Abstract

Much of the earlier work on rural safety focused on state-maintained roadways and little is known about the safety performance of low-volume county-maintained roads. This study involved the estimation of safety performance for rural county roadways (paved and gravel). This was accomplished through the development of safety performance functions (SPFs) to estimate the number of annual crashes at a given highway segment, crash modification factors to determine the impacts associated with various roadway and geometric characteristics, and severity distribution functions (SDFs) to predict the crash severity. County road segment data were collected across a sample of 30 counties representing all regions of Michigan. Because of the overwhelming proportion of deer crashes, only non-deer-related crashes were considered.
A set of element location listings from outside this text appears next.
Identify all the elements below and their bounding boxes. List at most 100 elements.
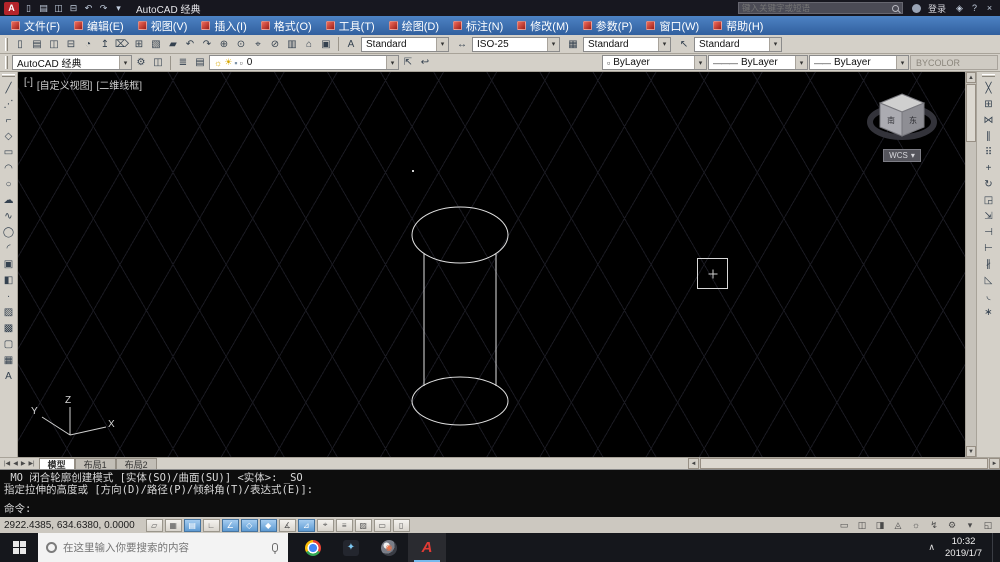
wcs-menu[interactable]: WCS ▾ (883, 149, 921, 162)
coordinate-readout[interactable]: 2922.4385, 634.6380, 0.0000 (4, 520, 135, 531)
vertical-scrollbar[interactable]: ▲ ▼ (965, 72, 976, 457)
redo-icon[interactable]: ↷ (199, 37, 215, 52)
line-icon[interactable]: ╱ (1, 80, 17, 96)
help-search-input[interactable] (741, 3, 889, 13)
last-tab-icon[interactable]: ▶| (28, 460, 34, 467)
ducs-toggle[interactable]: ⊿ (297, 518, 315, 532)
osnap-3d-toggle[interactable]: ◆ (259, 518, 277, 532)
signin-label[interactable]: 登录 (928, 2, 946, 15)
polygon-icon[interactable]: ◇ (1, 128, 17, 144)
chevron-down-icon[interactable]: ▾ (769, 37, 781, 51)
qa-open-icon[interactable]: ▤ (37, 3, 50, 14)
first-tab-icon[interactable]: |◀ (4, 460, 10, 467)
new-icon[interactable]: ▯ (12, 37, 28, 52)
chevron-down-icon[interactable]: ▾ (694, 56, 706, 69)
layer-on-icon[interactable]: ☼ (214, 58, 222, 68)
table-style-icon[interactable]: ▦ (565, 37, 581, 52)
command-prompt[interactable]: 命令: (4, 503, 996, 515)
vertical-scroll-thumb[interactable] (966, 84, 976, 142)
annotation-visibility-icon[interactable]: ☼ (908, 519, 924, 532)
selection-cycling-toggle[interactable]: ▯ (392, 518, 410, 532)
quick-view-drawings-icon[interactable]: ◨ (872, 519, 888, 532)
array-icon[interactable]: ⠿ (981, 144, 997, 160)
menu-item[interactable]: 参数(P) (576, 16, 640, 35)
qa-save-icon[interactable]: ◫ (52, 3, 65, 14)
chevron-down-icon[interactable]: ▾ (795, 56, 807, 69)
quick-view-layouts-icon[interactable]: ◫ (854, 519, 870, 532)
menu-item[interactable]: 修改(M) (510, 16, 576, 35)
ellipse-arc-icon[interactable]: ◜ (1, 240, 17, 256)
make-block-icon[interactable]: ◧ (1, 272, 17, 288)
toolbar-grip[interactable] (2, 74, 15, 77)
arc-icon[interactable]: ◠ (1, 160, 17, 176)
layer-previous-icon[interactable]: ↩ (417, 55, 433, 70)
qa-new-icon[interactable]: ▯ (22, 3, 35, 14)
make-current-icon[interactable]: ⇱ (400, 55, 416, 70)
polyline-icon[interactable]: ⌐ (1, 112, 17, 128)
menu-item[interactable]: 格式(O) (254, 16, 319, 35)
layer-lock-icon[interactable]: ▪ (234, 58, 237, 68)
mtext-icon[interactable]: A (1, 368, 17, 384)
paste-icon[interactable]: ▧ (148, 37, 164, 52)
point-icon[interactable]: ∙ (1, 288, 17, 304)
infer-constraints-toggle[interactable]: ▱ (145, 518, 163, 532)
spline-icon[interactable]: ∿ (1, 208, 17, 224)
exchange-apps-icon[interactable]: ◈ (953, 3, 966, 14)
table-icon[interactable]: ▦ (1, 352, 17, 368)
chevron-down-icon[interactable]: ▾ (658, 37, 670, 51)
qa-dropdown-icon[interactable]: ▾ (112, 3, 125, 14)
lineweight-toggle[interactable]: ≡ (335, 518, 353, 532)
insert-block-icon[interactable]: ▣ (1, 256, 17, 272)
menu-item[interactable]: 窗口(W) (639, 16, 706, 35)
toolbar-grip[interactable] (5, 56, 8, 69)
mleader-style-icon[interactable]: ↖ (676, 37, 692, 52)
fillet-icon[interactable]: ◟ (981, 288, 997, 304)
qa-undo-icon[interactable]: ↶ (82, 3, 95, 14)
help-icon[interactable]: ? (968, 3, 981, 13)
publish-icon[interactable]: ↥ (97, 37, 113, 52)
move-icon[interactable]: + (981, 160, 997, 176)
menu-item[interactable]: 编辑(E) (67, 16, 131, 35)
tray-expand-icon[interactable]: ∧ (928, 542, 935, 553)
microphone-icon[interactable] (272, 543, 278, 552)
dyn-toggle[interactable]: ⌖ (316, 518, 334, 532)
start-button[interactable] (0, 533, 38, 562)
chevron-down-icon[interactable]: ▾ (896, 56, 908, 69)
stretch-icon[interactable]: ⇲ (981, 208, 997, 224)
region-icon[interactable]: ▢ (1, 336, 17, 352)
break-icon[interactable]: ∦ (981, 256, 997, 272)
erase-icon[interactable]: ╳ (981, 80, 997, 96)
construction-line-icon[interactable]: ⋰ (1, 96, 17, 112)
signin-person-icon[interactable] (911, 3, 921, 13)
plot-preview-icon[interactable]: ◔ (80, 37, 96, 52)
gradient-icon[interactable]: ▩ (1, 320, 17, 336)
match-properties-icon[interactable]: ▰ (165, 37, 181, 52)
copy-clip-icon[interactable]: ⊞ (131, 37, 147, 52)
menu-item[interactable]: 帮助(H) (706, 16, 770, 35)
horizontal-scrollbar[interactable]: ◄ ► (688, 458, 1000, 469)
workspace-settings-icon[interactable]: ⚙ (133, 55, 149, 70)
layout-tab[interactable]: 布局1 (74, 458, 116, 470)
color-combo[interactable]: ▫ ByLayer ▾ (602, 55, 707, 70)
chevron-down-icon[interactable]: ▾ (119, 56, 131, 69)
chrome-icon[interactable] (294, 533, 332, 562)
qa-redo-icon[interactable]: ↷ (97, 3, 110, 14)
snap-toggle[interactable]: ▦ (164, 518, 182, 532)
scroll-up-icon[interactable]: ▲ (966, 72, 976, 83)
extend-icon[interactable]: ⊢ (981, 240, 997, 256)
open-icon[interactable]: ▤ (29, 37, 45, 52)
cut-icon[interactable]: ⌦ (114, 37, 130, 52)
layout-tab[interactable]: 模型 (38, 458, 75, 470)
app-logo[interactable]: A (4, 1, 19, 15)
close-icon[interactable]: × (983, 3, 996, 13)
pan-icon[interactable]: ⊕ (216, 37, 232, 52)
search-icon[interactable] (891, 4, 899, 12)
menu-item[interactable]: 视图(V) (131, 16, 195, 35)
capture-app-icon[interactable]: ◉ (370, 533, 408, 562)
menu-item[interactable]: 绘图(D) (382, 16, 446, 35)
menu-item[interactable]: 插入(I) (194, 16, 253, 35)
linetype-combo[interactable]: ——— ByLayer ▾ (708, 55, 808, 70)
copy-icon[interactable]: ⊞ (981, 96, 997, 112)
scroll-left-icon[interactable]: ◄ (688, 458, 699, 469)
zoom-previous-icon[interactable]: ⊘ (267, 37, 283, 52)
To minimize the influence of variability among counties, the random effect negative binomial model was used to develop SPFs. In addition, a multinomial logit model was used to develop SDFs. Paved county roadways showed approximately double the crash occurrence rate of typical state-maintained two-lane rural highways, and gravel roadways showed a substantially greater crash occurrence rate than paved county roadways across the equivalent range of traffic volumes. The economic analysis showed that it is beneficial to pave a gravel road when the traffic volume is greater than 600 vehicles per day. The random effect variable is significant in all the calibrated models, which shows that there is a considerable variability among counties that cannot be captured with the available variables. Not considering the random effects will result in biased estimation of crashes.